At the UN’s birthday celebrationis, local musician, Gazza gave a motivational speech and was joined on stage by Windhoek learners. (Photograph by Hilma Hashange).

UN celebrates 22 years in Namibia

Namibians this week joined the rest of the world to observe the 67th year since the United Nations Charter came into effect. The day, globally known as the UN Day was celebrated at the Habitat Research Centre, Katutura and was attended by Prime Minister, Nahas Angula.
According to UN Resident Coordinator, Musinga Bandora, the day not only marks the founding of the United Nations, it is also a celebration of 22 years of UN presence in a free Namibia.
He said, the day is an opportunity for all citizens of the world to reflect on the United Nations, the principles and values of its Charter, the progress it is making in delivering peace and security, in promoting and protecting human rights, in supporting countries deliver development and advancing international cooperation. It is a day for reflection and rededication to the cause of the UN and to resolve to do more in the service of humanity.
“The year 2011 has so far been marked by major developments, we live in a world that is fast globalising. Technology is shrinking the world. Unfortunately, the technologies that are taking mankind to new frontiers of science are still not available to address the basic needs of the larger part of humanity, the need of food, of shelter, of health and education. Poverty, ignorance and disease continue to afflict the larger part of humanity. Peace still elude many especially in Africa with consequences of continued suffering of innocent people, of abuse of human rights and of lost opportunities for development,” he said.
He commended the Namibian Government for its efforts to address challenges which include abuse of human rights, political intolerance and gender inequality by providing critical services such as health, education, water and sanitation.

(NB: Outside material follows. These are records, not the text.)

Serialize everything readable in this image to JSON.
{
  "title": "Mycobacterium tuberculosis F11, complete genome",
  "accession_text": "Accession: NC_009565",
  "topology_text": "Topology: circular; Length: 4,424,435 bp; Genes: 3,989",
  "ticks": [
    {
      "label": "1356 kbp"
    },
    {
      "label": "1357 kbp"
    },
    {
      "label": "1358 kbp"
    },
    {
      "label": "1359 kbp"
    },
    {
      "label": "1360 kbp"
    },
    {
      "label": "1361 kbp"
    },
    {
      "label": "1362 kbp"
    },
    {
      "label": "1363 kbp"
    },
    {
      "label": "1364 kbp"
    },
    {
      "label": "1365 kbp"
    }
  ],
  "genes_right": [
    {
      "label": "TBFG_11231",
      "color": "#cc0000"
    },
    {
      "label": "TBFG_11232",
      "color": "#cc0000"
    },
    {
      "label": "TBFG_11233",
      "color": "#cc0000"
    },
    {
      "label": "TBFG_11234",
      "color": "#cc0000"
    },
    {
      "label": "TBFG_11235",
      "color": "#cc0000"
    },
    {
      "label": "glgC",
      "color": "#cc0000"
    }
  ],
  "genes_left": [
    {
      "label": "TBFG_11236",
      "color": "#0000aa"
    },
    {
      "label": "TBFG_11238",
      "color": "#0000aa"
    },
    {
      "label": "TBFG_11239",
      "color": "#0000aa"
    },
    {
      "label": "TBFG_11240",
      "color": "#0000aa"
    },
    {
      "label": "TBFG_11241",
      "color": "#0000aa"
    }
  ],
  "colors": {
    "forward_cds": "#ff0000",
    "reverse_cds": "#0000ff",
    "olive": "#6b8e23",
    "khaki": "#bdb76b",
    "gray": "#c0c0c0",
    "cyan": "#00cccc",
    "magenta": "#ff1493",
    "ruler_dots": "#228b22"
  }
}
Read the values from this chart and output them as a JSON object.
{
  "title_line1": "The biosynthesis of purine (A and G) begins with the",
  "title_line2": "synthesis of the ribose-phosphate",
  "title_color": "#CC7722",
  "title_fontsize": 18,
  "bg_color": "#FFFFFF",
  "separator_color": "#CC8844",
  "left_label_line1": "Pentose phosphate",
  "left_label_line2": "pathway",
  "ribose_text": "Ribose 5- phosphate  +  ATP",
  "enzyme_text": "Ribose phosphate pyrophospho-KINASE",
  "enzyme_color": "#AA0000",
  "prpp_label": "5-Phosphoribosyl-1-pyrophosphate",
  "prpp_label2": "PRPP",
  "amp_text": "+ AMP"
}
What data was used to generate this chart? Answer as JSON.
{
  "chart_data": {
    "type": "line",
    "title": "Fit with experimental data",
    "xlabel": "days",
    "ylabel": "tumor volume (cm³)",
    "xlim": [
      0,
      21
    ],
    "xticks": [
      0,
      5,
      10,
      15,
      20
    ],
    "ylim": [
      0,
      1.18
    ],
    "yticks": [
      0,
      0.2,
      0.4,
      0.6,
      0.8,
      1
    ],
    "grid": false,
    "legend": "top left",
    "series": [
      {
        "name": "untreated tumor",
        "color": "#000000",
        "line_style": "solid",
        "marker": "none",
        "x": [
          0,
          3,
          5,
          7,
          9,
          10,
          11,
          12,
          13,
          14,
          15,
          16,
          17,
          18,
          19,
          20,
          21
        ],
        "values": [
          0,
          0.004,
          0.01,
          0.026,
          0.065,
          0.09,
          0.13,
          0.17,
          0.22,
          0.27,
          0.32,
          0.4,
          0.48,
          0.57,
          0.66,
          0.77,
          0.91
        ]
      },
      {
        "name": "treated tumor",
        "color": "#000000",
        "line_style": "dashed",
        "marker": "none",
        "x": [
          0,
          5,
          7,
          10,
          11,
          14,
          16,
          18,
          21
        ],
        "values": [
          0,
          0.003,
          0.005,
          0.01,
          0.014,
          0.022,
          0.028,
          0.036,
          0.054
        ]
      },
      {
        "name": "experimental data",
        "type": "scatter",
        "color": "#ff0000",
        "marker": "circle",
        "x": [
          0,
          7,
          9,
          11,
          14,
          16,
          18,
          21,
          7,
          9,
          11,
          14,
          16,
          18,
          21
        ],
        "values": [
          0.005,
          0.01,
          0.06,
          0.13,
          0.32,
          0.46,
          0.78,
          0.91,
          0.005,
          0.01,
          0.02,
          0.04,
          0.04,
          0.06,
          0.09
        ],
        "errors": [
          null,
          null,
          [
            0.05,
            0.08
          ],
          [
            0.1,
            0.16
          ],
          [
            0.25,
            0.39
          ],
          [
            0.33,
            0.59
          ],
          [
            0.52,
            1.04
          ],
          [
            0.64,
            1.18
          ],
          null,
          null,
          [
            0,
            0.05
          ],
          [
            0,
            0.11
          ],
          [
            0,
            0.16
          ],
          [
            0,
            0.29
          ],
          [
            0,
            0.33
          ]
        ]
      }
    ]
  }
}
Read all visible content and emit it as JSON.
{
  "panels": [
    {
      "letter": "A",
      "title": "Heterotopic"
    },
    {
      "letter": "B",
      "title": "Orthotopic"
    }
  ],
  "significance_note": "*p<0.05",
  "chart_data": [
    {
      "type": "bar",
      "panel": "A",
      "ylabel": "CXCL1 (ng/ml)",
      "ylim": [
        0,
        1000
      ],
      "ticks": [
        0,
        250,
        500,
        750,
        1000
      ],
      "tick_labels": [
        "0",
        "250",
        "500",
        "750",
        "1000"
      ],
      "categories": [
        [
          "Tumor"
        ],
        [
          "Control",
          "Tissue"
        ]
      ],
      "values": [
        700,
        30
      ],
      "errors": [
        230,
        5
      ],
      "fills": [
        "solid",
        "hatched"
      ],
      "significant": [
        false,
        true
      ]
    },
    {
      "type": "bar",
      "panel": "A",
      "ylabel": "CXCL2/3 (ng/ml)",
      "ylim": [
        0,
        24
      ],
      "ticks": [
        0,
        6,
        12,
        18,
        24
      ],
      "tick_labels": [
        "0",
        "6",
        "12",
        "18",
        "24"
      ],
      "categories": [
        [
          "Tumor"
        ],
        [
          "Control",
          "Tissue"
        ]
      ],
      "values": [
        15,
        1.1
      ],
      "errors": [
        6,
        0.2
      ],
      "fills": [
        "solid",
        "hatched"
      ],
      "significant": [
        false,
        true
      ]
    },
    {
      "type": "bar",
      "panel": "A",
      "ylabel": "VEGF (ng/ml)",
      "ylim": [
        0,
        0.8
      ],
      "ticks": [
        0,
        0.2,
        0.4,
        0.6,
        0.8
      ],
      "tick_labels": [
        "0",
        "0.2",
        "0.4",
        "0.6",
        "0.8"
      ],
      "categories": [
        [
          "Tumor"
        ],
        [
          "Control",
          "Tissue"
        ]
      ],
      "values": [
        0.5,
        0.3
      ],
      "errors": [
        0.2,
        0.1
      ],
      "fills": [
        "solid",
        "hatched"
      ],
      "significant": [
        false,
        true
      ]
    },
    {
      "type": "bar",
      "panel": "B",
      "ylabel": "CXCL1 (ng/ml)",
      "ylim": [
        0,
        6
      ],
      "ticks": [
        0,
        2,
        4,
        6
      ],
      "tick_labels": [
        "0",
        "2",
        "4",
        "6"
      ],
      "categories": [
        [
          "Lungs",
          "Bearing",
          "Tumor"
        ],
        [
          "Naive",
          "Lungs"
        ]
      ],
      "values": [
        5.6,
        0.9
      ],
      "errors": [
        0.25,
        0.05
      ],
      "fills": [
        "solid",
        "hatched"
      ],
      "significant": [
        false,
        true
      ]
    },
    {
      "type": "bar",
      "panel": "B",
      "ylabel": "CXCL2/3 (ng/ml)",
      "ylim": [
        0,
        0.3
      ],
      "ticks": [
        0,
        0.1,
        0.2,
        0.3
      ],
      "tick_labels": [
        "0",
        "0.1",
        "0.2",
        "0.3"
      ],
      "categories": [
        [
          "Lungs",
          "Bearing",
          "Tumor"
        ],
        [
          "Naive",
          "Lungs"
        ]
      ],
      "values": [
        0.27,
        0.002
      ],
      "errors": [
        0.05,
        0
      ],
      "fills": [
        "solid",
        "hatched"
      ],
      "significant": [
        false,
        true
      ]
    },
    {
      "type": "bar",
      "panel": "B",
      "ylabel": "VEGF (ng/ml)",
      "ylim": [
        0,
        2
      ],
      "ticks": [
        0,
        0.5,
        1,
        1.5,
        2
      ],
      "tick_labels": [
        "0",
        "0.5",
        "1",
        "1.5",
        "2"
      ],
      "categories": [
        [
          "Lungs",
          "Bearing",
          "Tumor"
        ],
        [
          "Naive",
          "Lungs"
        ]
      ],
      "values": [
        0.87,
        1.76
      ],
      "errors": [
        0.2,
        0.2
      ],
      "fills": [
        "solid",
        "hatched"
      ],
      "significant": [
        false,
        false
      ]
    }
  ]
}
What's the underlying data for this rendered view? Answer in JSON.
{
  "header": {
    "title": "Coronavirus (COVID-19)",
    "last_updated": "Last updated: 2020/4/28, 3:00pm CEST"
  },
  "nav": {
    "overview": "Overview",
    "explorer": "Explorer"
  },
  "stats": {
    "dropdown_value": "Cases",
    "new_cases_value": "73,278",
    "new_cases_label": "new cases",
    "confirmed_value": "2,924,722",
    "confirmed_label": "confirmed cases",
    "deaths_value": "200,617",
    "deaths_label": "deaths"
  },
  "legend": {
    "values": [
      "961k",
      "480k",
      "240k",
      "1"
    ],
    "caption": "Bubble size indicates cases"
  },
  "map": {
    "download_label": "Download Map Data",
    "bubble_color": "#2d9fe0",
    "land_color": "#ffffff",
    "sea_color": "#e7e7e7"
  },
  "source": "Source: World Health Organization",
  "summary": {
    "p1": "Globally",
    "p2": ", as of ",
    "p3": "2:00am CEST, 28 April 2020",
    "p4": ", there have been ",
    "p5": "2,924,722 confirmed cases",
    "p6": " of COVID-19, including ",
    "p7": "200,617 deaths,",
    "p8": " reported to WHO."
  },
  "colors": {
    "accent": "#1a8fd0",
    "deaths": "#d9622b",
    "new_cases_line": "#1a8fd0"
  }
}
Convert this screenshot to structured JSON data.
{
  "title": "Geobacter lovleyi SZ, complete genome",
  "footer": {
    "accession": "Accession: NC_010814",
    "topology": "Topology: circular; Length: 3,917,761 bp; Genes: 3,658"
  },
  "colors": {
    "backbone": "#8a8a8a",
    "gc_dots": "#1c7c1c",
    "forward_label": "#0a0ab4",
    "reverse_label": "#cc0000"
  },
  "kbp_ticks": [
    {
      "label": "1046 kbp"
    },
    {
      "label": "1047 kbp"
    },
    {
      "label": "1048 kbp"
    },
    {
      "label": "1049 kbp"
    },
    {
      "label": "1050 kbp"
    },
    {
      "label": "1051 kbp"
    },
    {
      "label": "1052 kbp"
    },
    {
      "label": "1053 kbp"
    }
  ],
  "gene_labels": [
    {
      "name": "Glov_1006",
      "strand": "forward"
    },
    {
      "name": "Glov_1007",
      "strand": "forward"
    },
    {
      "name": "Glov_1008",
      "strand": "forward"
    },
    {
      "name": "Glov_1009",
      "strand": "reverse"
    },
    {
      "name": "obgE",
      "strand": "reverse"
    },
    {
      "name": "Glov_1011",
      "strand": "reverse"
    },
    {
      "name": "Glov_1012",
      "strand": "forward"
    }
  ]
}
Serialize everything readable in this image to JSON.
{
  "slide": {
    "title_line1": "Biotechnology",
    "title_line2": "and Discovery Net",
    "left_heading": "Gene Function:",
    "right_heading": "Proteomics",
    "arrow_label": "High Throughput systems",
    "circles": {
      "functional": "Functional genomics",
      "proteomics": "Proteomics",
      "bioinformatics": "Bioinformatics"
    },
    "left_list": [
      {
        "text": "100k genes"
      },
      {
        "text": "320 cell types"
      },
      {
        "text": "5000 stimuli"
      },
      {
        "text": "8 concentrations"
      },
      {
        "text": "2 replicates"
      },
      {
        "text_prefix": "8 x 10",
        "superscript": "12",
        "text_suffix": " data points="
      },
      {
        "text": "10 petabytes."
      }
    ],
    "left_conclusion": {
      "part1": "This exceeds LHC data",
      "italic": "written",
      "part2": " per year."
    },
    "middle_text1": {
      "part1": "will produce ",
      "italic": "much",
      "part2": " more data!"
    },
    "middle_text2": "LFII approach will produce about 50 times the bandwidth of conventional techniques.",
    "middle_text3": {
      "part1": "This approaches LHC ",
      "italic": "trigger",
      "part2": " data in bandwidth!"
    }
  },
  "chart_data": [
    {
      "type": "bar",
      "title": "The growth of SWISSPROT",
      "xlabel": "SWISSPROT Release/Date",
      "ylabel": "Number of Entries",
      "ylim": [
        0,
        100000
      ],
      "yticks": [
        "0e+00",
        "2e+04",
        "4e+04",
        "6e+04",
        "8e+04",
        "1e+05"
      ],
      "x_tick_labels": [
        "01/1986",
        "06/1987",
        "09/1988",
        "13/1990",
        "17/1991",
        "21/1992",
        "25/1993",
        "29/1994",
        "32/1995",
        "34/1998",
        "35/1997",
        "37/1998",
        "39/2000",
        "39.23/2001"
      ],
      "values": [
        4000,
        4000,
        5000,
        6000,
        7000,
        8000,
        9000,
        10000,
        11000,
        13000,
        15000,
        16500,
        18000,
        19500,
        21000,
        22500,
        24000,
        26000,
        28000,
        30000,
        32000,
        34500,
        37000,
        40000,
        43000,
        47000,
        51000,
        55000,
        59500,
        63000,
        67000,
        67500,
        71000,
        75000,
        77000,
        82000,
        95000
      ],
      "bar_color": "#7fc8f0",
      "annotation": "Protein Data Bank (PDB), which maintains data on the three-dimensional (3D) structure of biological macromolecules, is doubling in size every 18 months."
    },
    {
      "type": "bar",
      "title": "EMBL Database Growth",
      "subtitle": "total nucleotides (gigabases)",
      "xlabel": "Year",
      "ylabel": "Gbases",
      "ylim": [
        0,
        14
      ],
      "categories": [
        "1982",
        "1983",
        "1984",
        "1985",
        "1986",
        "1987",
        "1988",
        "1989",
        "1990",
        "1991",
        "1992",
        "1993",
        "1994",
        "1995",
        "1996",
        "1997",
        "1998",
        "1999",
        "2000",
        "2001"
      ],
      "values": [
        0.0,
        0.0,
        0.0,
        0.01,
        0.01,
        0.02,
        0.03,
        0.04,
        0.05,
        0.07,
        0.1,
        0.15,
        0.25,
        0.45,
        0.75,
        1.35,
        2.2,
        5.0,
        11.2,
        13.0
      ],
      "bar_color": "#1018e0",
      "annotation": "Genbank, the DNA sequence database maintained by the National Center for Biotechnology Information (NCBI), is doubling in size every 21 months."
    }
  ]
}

“We also note steady efforts to address extreme poverty through income and job generating programmes, to consolidate democracy, to promote transparency and accountability through tackling corruption as well as safeguarding press freedom. We know that challenges exist but we note the disposition and the will of government to pursue reforms that promote equality,” he said.
He said the UN has also noted the government’s commitment to gender equality and it [the UN] is encouraged that this has found concrete expression in the approval of the revised National Gender Policy which was launched by President Pohamba earlier in the year.
“The gender policy provides a vision, strategies and programmes for achieving gender equality through addressing structural and legal inequalities between men and women. Achieving gender equality is not only a key development goal in its own right, it is an important means to achieving all other MDGs,” he added.